Nerki są źródłem wysokowartościowego białka. Obfitują w żelazo, cztery rozpuszczalne w tłuszczach witaminy (A, D, E i K) oraz szereg witamin z grupy B. Nerki mają wysoką wartość odżywczą. Warto z nich skorzystać. Wieprzowe nadają się do zup, gulaszów i dań jednogarnkowych. Bardzo ważne jest, by przed obróbką kulinarną porządnie je umyć, a najlepiej wymoczyć. Wystarczy 30 minut w osolonej wodzie, by pozbyć się zapachu moczu. Wszak nerki są częścią układu moczowego zwierzęcia.

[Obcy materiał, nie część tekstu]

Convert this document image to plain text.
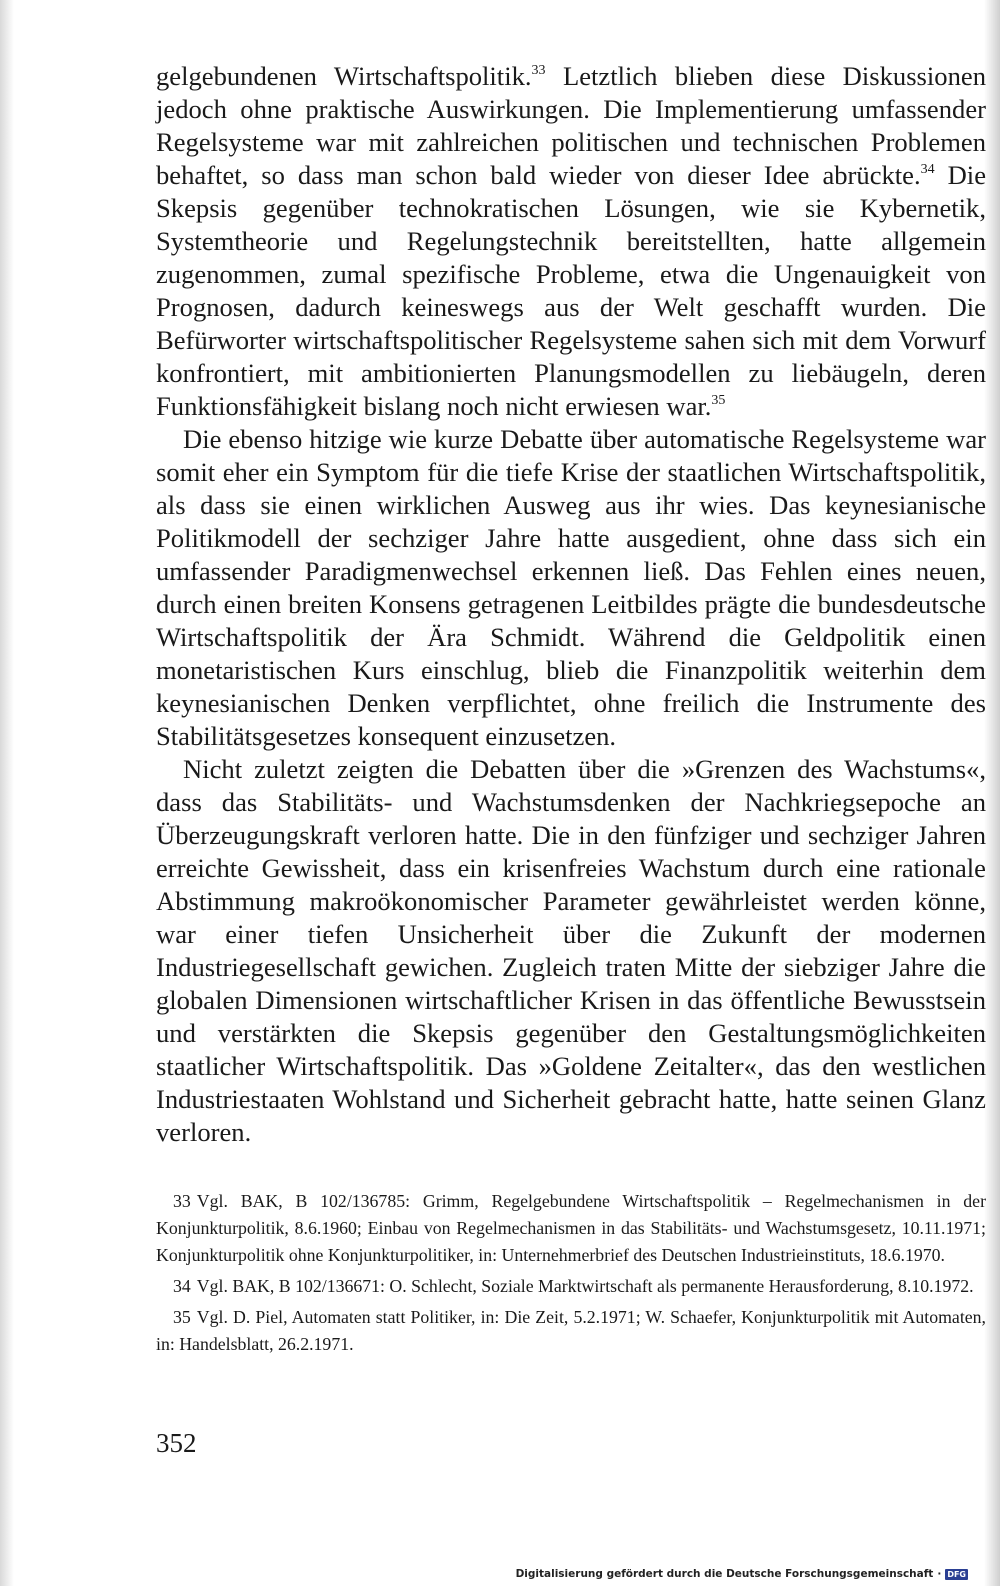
gelgebundenen Wirtschaftspolitik.$^{33}$ Letztlich blieben diese Diskussionen jedoch ohne praktische Auswirkungen. Die Implementierung umfassender Regelsysteme war mit zahlreichen politischen und technischen Problemen behaftet, so dass man schon bald wieder von dieser Idee abrückte.$^{34}$ Die Skepsis gegenüber technokratischen Lösungen, wie sie Kybernetik, Systemtheorie und Regelungstechnik bereitstellten, hatte allgemein zugenommen, zumal spezifische Probleme, etwa die Ungenauigkeit von Prognosen, dadurch keineswegs aus der Welt geschafft wurden. Die Befürworter wirtschaftspolitischer Regelsysteme sahen sich mit dem Vorwurf konfrontiert, mit ambitionierten Planungsmodellen zu liebäugeln, deren Funktionsfähigkeit bislang noch nicht erwiesen war.$^{35}$

Die ebenso hitzige wie kurze Debatte über automatische Regelsysteme war somit eher ein Symptom für die tiefe Krise der staatlichen Wirtschaftspolitik, als dass sie einen wirklichen Ausweg aus ihr wies. Das keynesianische Politikmodell der sechziger Jahre hatte ausgedient, ohne dass sich ein umfassender Paradigmenwechsel erkennen ließ. Das Fehlen eines neuen, durch einen breiten Konsens getragenen Leitbildes prägte die bundesdeutsche Wirtschaftspolitik der Ära Schmidt. Während die Geldpolitik einen monetaristischen Kurs einschlug, blieb die Finanzpolitik weiterhin dem keynesianischen Denken verpflichtet, ohne freilich die Instrumente des Stabilitätsgesetzes konsequent einzusetzen.

Nicht zuletzt zeigten die Debatten über die »Grenzen des Wachstums«, dass das Stabilitäts- und Wachstumsdenken der Nachkriegsepoche an Überzeugungskraft verloren hatte. Die in den fünfziger und sechziger Jahren erreichte Gewissheit, dass ein krisenfreies Wachstum durch eine rationale Abstimmung makroökonomischer Parameter gewährleistet werden könne, war einer tiefen Unsicherheit über die Zukunft der modernen Industriegesellschaft gewichen. Zugleich traten Mitte der siebziger Jahre die globalen Dimensionen wirtschaftlicher Krisen in das öffentliche Bewusstsein und verstärkten die Skepsis gegenüber den Gestaltungsmöglichkeiten staatlicher Wirtschaftspolitik. Das »Goldene Zeitalter«, das den westlichen Industriestaaten Wohlstand und Sicherheit gebracht hatte, hatte seinen Glanz verloren.

33 Vgl. BAK, B 102/136785: Grimm, Regelgebundene Wirtschaftspolitik – Regelmechanismen in der Konjunkturpolitik, 8.6.1960; Einbau von Regelmechanismen in das Stabilitäts- und Wachstumsgesetz, 10.11.1971; Konjunkturpolitik ohne Konjunkturpolitiker, in: Unternehmerbrief des Deutschen Industrieinstituts, 18.6.1970.

34 Vgl. BAK, B 102/136671: O. Schlecht, Soziale Marktwirtschaft als permanente Herausforderung, 8.10.1972.

35 Vgl. D. Piel, Automaten statt Politiker, in: Die Zeit, 5.2.1971; W. Schaefer, Konjunkturpolitik mit Automaten, in: Handelsblatt, 26.2.1971.

352
Digitalisierung gefördert durch die Deutsche Forschungsgemeinschaft · DFG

Za kilogram nerek wieprzowych trzeba dziś zapłacić około 15 zł.

Serca drobiowe

Najważniejszym składnikiem odżywczym w przypadku serc drobnych jest, co oczywiste, białko. Znajdziemy w nich również kilka witamin z grupy B, wapń, żelazo, magnez, fosfor i potas. Duszone, pieczone, gotowane i podsmażane doskonale smakują w połączeniu z kaszami i kiszonkami.

Serca z kurczaka kosztują około 16 zł/kg, z ekologicznego dwukrotnie więcej.

Ozorki

Ozorki w PRL były obowiązkową pozycją weselnego menu
Ozorki w PRL były obowiązkową pozycją weselnego menuANDRZEJ ZYGMUNTOWICZ/REPORTERReporter

Ozorki są źródłem białka, witamin z grupy B i szeregu składników odżywczych, w tym potasu, fosforu, magnezu, wapnia i żelaza.

Najlepiej smakują gotowane metodą klasyczną i podawane w sosie chrzanowym lub musztardowym, koniecznie z dodatkiem natki pietruszki.

Ozorki cielęce to koszt ok. 50 zł/kg, wieprzowe 25 zł/kg, wieprzowe bio 35 zł/kg, a wołowe 40 zł/kg.